An important highlight of the day for me, and several of the delegates, was a treat which the centre had lined up for us. We were thrilled when Tom brought out Hugo the hedgehog and a tiny harvest mouse. It’s quite rare that we would get to photograph these charming little animals in the wild (particularly since hedgehogs have declined terribly in numbers here in the UK). Hugo was a delightful little character, happily moving around and then pausing for a few moments to explore my camera. They can move surprisingly quickly, but fortunately Hugo took a break to preen himself. I’ve seen many hedgehog families over the years but I’ve never seen one grooming itself – it’s a bit like watching a cat do the same. I had no idea that hedgehogs had such long tongues, and it was fun watching Hugo spruce himself up.

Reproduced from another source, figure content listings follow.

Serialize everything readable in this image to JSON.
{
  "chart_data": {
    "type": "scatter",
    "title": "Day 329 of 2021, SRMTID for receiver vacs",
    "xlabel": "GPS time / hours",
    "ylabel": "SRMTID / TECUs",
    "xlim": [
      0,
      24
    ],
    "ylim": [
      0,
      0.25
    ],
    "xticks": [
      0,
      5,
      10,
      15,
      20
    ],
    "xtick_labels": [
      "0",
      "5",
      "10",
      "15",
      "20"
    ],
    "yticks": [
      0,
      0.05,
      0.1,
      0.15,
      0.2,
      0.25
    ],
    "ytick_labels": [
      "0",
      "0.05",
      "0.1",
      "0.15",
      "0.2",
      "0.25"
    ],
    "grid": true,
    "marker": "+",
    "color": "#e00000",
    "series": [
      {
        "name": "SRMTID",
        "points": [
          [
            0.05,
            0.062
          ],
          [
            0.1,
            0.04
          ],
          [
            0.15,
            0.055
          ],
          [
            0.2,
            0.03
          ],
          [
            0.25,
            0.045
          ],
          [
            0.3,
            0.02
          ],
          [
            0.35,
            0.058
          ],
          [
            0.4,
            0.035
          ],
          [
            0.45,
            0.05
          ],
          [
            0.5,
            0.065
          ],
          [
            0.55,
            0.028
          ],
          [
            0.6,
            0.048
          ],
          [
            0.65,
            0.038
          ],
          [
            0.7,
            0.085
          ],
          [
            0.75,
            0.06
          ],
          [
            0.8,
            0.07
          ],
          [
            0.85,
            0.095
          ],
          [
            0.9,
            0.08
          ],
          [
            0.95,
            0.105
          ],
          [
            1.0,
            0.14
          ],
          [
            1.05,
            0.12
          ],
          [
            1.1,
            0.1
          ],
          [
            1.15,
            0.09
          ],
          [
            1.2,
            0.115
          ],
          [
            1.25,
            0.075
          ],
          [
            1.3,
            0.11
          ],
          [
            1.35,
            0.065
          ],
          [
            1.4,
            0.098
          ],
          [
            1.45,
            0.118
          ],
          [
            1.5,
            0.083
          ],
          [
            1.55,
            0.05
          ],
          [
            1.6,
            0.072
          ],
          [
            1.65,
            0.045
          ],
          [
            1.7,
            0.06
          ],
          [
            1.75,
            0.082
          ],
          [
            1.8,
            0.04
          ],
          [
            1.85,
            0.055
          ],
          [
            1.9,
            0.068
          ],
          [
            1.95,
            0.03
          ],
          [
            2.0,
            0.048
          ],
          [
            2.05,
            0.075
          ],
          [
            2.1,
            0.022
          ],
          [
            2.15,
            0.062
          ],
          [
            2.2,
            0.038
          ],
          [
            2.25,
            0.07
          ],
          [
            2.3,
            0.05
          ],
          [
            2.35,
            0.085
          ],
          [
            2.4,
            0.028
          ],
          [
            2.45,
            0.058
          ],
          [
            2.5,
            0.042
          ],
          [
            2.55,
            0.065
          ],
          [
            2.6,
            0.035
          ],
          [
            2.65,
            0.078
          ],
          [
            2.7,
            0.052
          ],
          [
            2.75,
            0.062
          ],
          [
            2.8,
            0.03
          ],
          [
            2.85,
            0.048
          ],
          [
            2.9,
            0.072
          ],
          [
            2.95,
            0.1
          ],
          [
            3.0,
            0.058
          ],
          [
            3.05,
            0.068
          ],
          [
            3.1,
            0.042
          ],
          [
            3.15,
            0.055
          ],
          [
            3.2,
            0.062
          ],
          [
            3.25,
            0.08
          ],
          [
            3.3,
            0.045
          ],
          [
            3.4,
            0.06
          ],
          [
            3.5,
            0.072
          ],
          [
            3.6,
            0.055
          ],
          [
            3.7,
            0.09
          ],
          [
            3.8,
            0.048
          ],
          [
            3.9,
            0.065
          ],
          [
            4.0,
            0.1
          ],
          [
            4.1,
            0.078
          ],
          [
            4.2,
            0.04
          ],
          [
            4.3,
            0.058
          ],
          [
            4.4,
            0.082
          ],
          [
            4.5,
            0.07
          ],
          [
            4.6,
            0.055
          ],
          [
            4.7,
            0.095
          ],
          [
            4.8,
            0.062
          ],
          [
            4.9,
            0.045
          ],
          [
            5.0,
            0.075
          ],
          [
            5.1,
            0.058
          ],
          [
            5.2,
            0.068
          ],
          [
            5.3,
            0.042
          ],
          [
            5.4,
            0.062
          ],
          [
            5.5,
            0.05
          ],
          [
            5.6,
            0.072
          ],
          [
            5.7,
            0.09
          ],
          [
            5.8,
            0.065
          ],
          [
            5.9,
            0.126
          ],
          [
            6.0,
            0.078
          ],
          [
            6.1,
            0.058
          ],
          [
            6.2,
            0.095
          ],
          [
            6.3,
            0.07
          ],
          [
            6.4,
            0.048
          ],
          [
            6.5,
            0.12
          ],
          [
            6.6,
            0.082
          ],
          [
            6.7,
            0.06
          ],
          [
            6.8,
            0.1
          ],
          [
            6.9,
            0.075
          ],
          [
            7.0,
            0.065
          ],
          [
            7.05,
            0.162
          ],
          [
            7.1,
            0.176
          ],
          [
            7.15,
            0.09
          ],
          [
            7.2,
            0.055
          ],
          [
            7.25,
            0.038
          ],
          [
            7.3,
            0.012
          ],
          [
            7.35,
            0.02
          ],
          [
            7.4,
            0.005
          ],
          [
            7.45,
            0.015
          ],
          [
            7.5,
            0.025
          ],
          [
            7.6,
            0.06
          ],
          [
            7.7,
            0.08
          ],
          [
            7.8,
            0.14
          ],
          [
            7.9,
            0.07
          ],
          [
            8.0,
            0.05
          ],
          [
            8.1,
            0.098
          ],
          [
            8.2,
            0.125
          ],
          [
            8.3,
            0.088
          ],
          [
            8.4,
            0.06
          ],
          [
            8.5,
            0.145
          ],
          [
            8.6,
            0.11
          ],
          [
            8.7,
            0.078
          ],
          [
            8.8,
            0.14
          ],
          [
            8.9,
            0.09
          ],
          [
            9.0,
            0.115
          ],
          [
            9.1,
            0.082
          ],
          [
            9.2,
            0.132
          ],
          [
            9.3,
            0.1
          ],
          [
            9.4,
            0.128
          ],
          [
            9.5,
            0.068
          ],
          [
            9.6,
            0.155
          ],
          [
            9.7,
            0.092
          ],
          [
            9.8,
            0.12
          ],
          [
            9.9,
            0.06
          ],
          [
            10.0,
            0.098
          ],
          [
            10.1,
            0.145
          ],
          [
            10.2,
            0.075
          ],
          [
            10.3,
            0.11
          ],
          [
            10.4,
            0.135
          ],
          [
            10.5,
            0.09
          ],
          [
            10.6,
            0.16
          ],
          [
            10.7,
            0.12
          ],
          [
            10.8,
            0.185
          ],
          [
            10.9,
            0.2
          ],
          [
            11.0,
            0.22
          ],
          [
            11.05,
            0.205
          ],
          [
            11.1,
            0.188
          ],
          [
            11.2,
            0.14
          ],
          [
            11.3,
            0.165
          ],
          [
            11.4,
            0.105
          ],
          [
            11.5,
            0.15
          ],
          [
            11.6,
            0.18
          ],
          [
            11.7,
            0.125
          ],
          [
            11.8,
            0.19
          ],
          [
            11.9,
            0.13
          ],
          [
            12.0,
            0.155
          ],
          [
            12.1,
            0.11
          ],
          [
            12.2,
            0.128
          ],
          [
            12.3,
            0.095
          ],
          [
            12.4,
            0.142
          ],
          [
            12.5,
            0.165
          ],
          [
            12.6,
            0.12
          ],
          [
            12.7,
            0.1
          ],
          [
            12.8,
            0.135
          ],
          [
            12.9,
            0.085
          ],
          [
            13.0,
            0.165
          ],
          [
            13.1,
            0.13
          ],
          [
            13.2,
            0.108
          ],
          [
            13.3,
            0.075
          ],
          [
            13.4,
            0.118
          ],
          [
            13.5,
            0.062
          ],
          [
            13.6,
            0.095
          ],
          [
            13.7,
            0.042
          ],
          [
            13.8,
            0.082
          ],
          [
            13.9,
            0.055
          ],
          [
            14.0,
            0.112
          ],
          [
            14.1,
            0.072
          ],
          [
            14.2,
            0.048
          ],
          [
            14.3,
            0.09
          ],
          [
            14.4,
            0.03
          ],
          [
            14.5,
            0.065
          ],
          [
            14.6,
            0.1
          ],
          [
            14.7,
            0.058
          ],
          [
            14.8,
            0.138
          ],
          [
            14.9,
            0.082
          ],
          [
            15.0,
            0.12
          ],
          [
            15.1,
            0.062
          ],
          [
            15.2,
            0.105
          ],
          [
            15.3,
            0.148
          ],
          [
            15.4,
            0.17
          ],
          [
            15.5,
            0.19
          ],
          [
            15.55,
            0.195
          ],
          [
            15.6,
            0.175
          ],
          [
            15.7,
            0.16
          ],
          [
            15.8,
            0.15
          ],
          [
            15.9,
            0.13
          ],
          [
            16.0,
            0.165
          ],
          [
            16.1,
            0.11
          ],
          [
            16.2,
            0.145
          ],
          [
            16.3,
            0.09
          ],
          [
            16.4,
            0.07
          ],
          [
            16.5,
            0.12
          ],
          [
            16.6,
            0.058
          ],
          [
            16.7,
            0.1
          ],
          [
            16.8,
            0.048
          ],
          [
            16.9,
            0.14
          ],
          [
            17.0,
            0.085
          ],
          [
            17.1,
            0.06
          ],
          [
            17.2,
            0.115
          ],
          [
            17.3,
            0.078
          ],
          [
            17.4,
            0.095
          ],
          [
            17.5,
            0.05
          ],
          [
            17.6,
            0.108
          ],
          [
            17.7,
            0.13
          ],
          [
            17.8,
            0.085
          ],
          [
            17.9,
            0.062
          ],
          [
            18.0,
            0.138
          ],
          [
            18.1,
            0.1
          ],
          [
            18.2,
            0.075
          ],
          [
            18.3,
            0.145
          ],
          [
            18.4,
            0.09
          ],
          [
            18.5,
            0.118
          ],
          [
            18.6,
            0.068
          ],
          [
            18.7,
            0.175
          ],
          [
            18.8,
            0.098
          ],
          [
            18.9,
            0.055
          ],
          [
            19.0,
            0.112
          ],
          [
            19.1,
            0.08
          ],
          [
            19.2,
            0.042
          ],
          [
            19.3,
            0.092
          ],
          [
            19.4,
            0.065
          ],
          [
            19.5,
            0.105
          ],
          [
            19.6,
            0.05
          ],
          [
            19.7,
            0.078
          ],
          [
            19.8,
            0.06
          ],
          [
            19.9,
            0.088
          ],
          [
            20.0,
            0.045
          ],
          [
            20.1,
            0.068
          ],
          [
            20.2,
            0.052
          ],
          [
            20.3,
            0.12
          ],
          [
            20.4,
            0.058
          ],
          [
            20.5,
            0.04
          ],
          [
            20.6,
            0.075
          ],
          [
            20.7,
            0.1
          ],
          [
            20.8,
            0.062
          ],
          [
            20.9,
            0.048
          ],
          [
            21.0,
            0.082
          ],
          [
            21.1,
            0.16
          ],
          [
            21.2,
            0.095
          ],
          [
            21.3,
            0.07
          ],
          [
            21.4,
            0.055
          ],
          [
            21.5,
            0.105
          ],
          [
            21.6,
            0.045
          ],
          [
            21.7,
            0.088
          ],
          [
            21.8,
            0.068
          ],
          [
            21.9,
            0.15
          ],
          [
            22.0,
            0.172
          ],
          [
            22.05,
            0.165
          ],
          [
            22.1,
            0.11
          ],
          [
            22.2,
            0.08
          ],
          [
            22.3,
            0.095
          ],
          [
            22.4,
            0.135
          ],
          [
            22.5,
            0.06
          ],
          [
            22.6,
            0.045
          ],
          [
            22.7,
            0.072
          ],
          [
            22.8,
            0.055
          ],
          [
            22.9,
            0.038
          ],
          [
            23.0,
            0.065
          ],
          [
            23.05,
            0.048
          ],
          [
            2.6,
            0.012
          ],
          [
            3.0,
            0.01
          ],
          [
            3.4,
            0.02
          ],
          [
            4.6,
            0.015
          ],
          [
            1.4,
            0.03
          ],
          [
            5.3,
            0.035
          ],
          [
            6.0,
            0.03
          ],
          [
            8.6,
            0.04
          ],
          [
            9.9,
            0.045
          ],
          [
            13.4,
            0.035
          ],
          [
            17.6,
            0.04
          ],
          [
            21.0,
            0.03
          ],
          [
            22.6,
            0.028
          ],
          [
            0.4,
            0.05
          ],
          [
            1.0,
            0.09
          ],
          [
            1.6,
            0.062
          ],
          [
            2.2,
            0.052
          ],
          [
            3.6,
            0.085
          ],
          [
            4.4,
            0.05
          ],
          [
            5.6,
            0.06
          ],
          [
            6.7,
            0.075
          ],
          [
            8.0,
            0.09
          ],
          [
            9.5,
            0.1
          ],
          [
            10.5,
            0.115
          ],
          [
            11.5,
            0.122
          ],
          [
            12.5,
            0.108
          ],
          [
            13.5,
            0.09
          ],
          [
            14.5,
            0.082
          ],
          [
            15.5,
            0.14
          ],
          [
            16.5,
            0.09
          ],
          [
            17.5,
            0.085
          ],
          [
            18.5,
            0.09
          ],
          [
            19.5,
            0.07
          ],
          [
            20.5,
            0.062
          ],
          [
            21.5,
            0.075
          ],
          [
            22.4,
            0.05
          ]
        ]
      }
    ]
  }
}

The little harvest mouse was a dynamo of energy – happily exploring a teasel.
We all had a fabulous day and I’d like to see huge thank you to Olympus for arranging everything for us – and to all of the delegates who attended. The staff at the centre did a wonderful job of welcoming us and helping us to achieve our goals for the event. And thank you to keepers Tom and Meg for keeping everything under control. And last but not least, if you’re ever in Surrey and if you fancy a few hours of relaxing animal photography then do visit the British Wildlife Centre. It’s a very special place and the conservation work undertaken there is really important.
Keep an eye open on the Olympus website because there are plenty of interesting events and workshops suitable for everyone. In fact you don’t even need to be an Olympus user to attend many of these outings.
The key thing with photographing animals (and of course your human subjects if you’re an outdoor portrait photographer) is that we must pay attention to the background. Before I take any pictures I’ll move around whilst I look for two things; appropriate light and the kind of background which helps to highlight the subject (or at least free from unnecessary distractions).